PHOENIX (AP) -- Ask about employment history. Ask about education. But don't you dare ask for a job applicant's Facebook password.
That's the message some Arizona lawmakers are sending employers amid an ongoing national debate over online privacy rights.
As social networking sites have become more popular, managers are increasingly reviewing publicly available Facebook profiles, Twitter accounts and other sites to learn more about job candidates and employees. But some companies and government agencies are taking it further and demanding applicants and employees give up their usernames and passwords.
Arizona is one of dozens of states considering legislation to protect workers from such intrusions. A Senate bill advanced Wednesday would make it illegal for employers to demand online passwords or usernames or punish employees and applicants who refuse to provide such information.
Republican Sen.
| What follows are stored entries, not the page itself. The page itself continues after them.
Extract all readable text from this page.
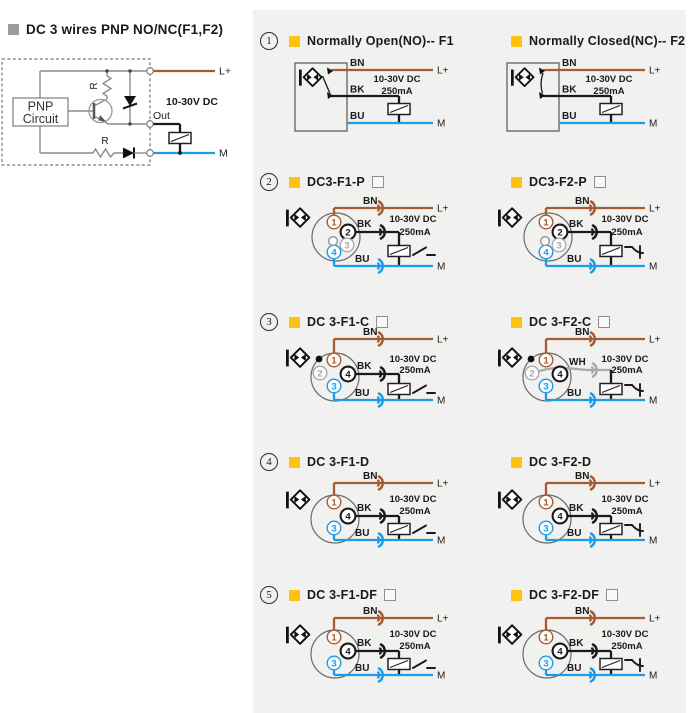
DC 3 wires PNP NO/NC(F1,F2)
PNP
Circuit
L+
M
Out
10-30V DC
R
R
1	Normally Open(NO)-- F1
BN
BK
BU
L+
M
10-30V DC
250mA
Normally Closed(NC)-- F2
BN
BK
BU
L+
M
10-30V DC
250mA
2	DC3-F1-P
1
2
3
4
BN
BK
BU
L+
M
10-30V DC
250mA
DC3-F2-P
1
2
3
4
BN
BK
BU
L+
M
10-30V DC
250mA
3	DC 3-F1-C
1
2 4
3
BN
BK
BU
L+
M
10-30V DC
250mA
DC 3-F2-C
1
2 4
3
BN
WH
BU
L+
M
10-30V DC
250mA
4	DC 3-F1-D
1
4
3
BN
BK
BU
L+
M
10-30V DC
250mA
DC 3-F2-D
1
4
3
BN
BK
BU
L+
M
10-30V DC
250mA
5	DC 3-F1-DF
1
4
3
BN
BK
BU
L+
M
10-30V DC
250mA
DC 3-F2-DF
1
4
3
BN
BK
BU
L+
M
10-30V DC
250mA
Rick Murphy, the bill's sponsor, noted that some businesses are concerned about any laws restricting them from disciplining employees or fully investigating job candidates. But Murphy said Arizona must find a balance.
"This is an area where we don't want to be caught behind the curve of technology," he said. "We want to try to at least keep up."
Similar legislation has been introduced or is pending in at least 27 other states, and at least six states enacted legislation in 2012 protecting employees, applicants or students asked to disclose usernames or passwords for a personal social media account, according to the National Conference of State Legislatures.
Some business leaders complain these measures are vague and leave employers vulnerable to legal problems.
"The bill, number one, does not identify what a personal account is," said Mike Gardner, a lobbyist for Verizon Communications Inc. and Microsoft Corp. "We need to be crystal clear what a personal account is."